Suppose I have a series of quantum circuits, each of them has 2 qubits:

qc = QuantumCircuit(2)
qc.h(0)
qc.crz(np.pi/2,0,1)
circ_list = [...say this is a list with 10 elements, each of them has the same structure above...]


If I also have a larger quantum circuit:

qcl = QuantumCircuit(8,8)


I want to compose each of the 10 'small circuits' onto the large circuit, I think a standard method would be:

qcom = qcl.compose(circ_list[i],[2,3]) # [2,3] is a random choice


However, if I want to simultaneously compose 10 circuits, it looks like I need to repeat the argument 10 times. I'm wondering is there a simpler way I can do that? An analogy I can think of is the reduce function:

n = [4,3,2,1]
a = reduce(lambda x,y: x*y, n)


Can I do something similar to the reduce function to compose everything at once? Thanks!!

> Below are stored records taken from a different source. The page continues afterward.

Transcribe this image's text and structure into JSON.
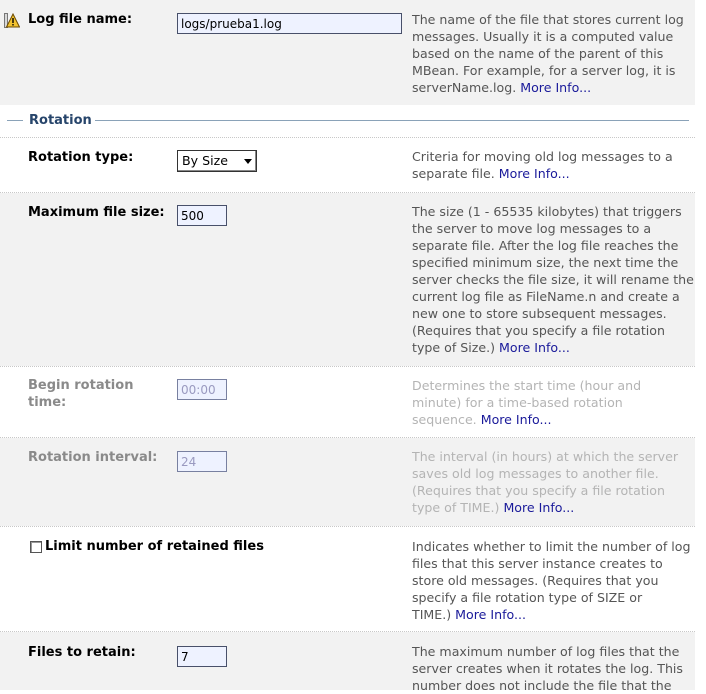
{
  "log_file_name": {
    "label": "Log file name:",
    "value": "logs/prueba1.log",
    "description": "The name of the file that stores current log messages. Usually it is a computed value based on the name of the parent of this MBean. For example, for a server log, it is serverName.log.",
    "more_info": "More Info..."
  },
  "rotation_section": {
    "title": "Rotation"
  },
  "rotation_type": {
    "label": "Rotation type:",
    "selected": "By Size",
    "description": "Criteria for moving old log messages to a separate file.",
    "more_info": "More Info..."
  },
  "max_file_size": {
    "label": "Maximum file size:",
    "value": "500",
    "description": "The size (1 - 65535 kilobytes) that triggers the server to move log messages to a separate file. After the log file reaches the specified minimum size, the next time the server checks the file size, it will rename the current log file as FileName.n and create a new one to store subsequent messages. (Requires that you specify a file rotation type of Size.)",
    "more_info": "More Info..."
  },
  "begin_rotation_time": {
    "label": "Begin rotation time:",
    "value": "00:00",
    "description": "Determines the start time (hour and minute) for a time-based rotation sequence.",
    "more_info": "More Info..."
  },
  "rotation_interval": {
    "label": "Rotation interval:",
    "value": "24",
    "description": "The interval (in hours) at which the server saves old log messages to another file. (Requires that you specify a file rotation type of TIME.)",
    "more_info": "More Info..."
  },
  "limit_retained": {
    "label": "Limit number of retained files",
    "checked": false,
    "description": "Indicates whether to limit the number of log files that this server instance creates to store old messages. (Requires that you specify a file rotation type of SIZE or TIME.)",
    "more_info": "More Info..."
  },
  "files_to_retain": {
    "label": "Files to retain:",
    "value": "7",
    "description": "The maximum number of log files that the server creates when it rotates the log. This number does not include the file that the",
    "more_info": ""
  },
  "colors": {
    "row_gray": "#f2f2f2",
    "section_title": "#27456b",
    "link": "#1a1a9a",
    "input_bg": "#eef2ff",
    "disabled_text": "#b4b4b4"
  },
  "icons": {
    "warning": "warning-icon"
  }
}
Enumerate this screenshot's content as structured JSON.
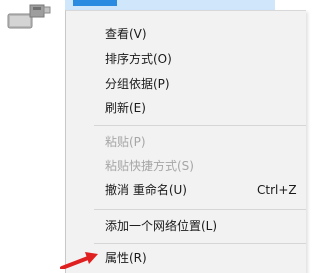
{
  "desktop": {
    "icon": "usb-drive-icon"
  },
  "context_menu": {
    "items": [
      {
        "label": "查看(V)",
        "enabled": true
      },
      {
        "label": "排序方式(O)",
        "enabled": true
      },
      {
        "label": "分组依据(P)",
        "enabled": true
      },
      {
        "label": "刷新(E)",
        "enabled": true
      },
      {
        "label": "粘贴(P)",
        "enabled": false
      },
      {
        "label": "粘贴快捷方式(S)",
        "enabled": false
      },
      {
        "label": "撤消 重命名(U)",
        "shortcut": "Ctrl+Z",
        "enabled": true
      },
      {
        "label": "添加一个网络位置(L)",
        "enabled": true
      },
      {
        "label": "属性(R)",
        "enabled": true
      }
    ]
  },
  "annotation": {
    "icon": "red-arrow-icon",
    "color": "#e02020"
  }
}
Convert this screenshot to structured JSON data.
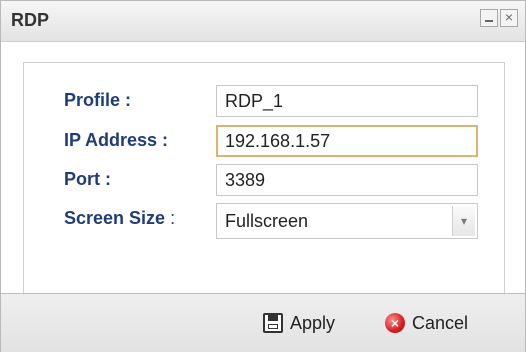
{
  "window": {
    "title": "RDP",
    "minimize_glyph": "–",
    "close_glyph": "×"
  },
  "form": {
    "profile": {
      "label": "Profile :",
      "value": "RDP_1"
    },
    "ip_address": {
      "label": "IP Address :",
      "value": "192.168.1.57"
    },
    "port": {
      "label": "Port :",
      "value": "3389"
    },
    "screen_size": {
      "label": "Screen Size",
      "separator": ":",
      "value": "Fullscreen",
      "arrow": "▾"
    }
  },
  "footer": {
    "apply_label": "Apply",
    "cancel_label": "Cancel",
    "cancel_icon_glyph": "×"
  },
  "colors": {
    "label": "#1f3d7a",
    "focus_border": "#d9b56e",
    "cancel_icon": "#d42020"
  }
}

Sure, you can do this with reduce but your list needs to also have the information about which registers you are composing onto.

So if your circ_list was a list of tuples where the first component was the circuit object and the second component was a list indicating which registers this circuit will be composed onto like [2,3]

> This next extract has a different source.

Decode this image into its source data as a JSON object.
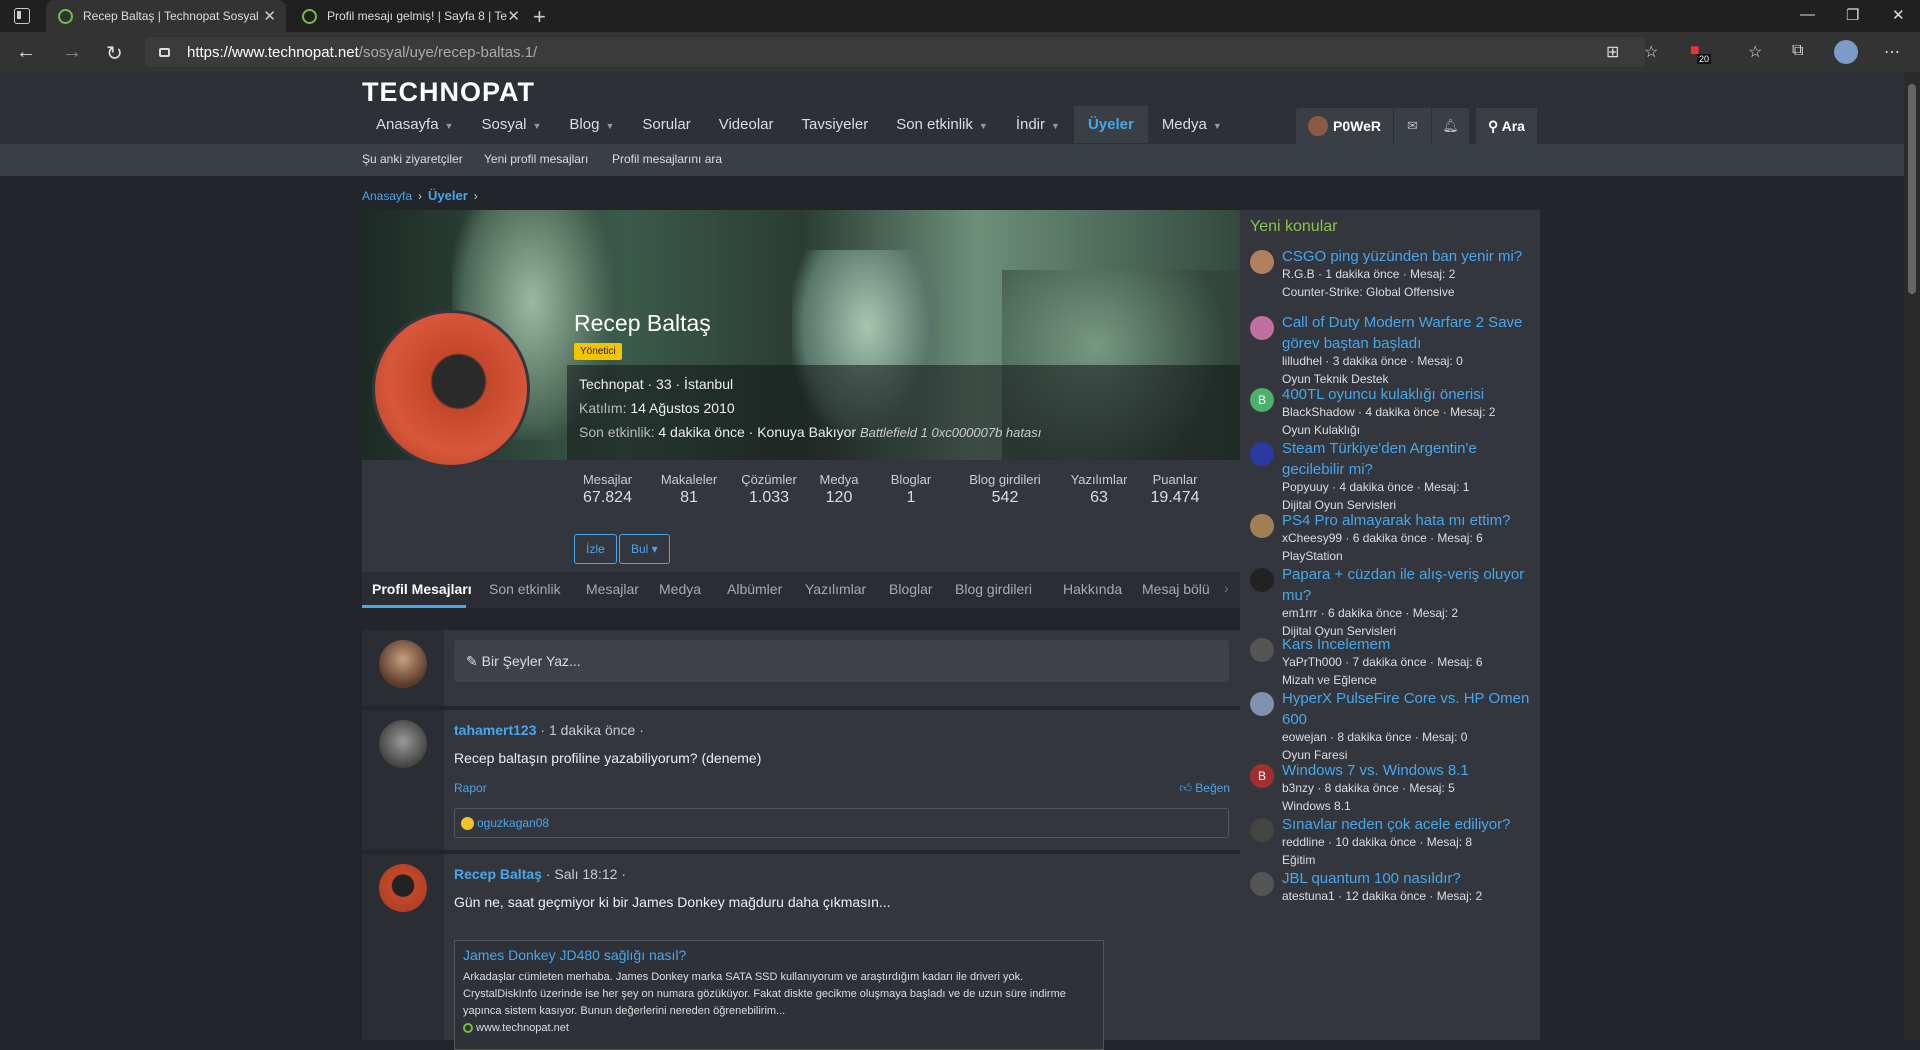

Then you should be able to use reduce as:

reduce(lambda x,y: x.compose(y[0],y[1]),circ_list, qcl)


See the docs on reduce for more description: https://docs.python.org/3/library/functools.html#functools.reduce

• Thanks for the answer! What's the function of circ_list and qcl here?
– ZR-
Feb 19, 2021 at 16:08
• circ_list is the list of things you are reducing just like in the example you gave the list n. qcl is the initial value which we start from, if we didnt specify qcl as the initial value i think the first element of the list circ_list would have been chosen instead. thats what happens in the example you gave, we dont have to specify 1 as the initial value because its ok if the list just takes the initial value as the first value in the list Feb 19, 2021 at 16:12
• Thanks, that helps a lot!
– ZR-
Feb 20, 2021 at 1:17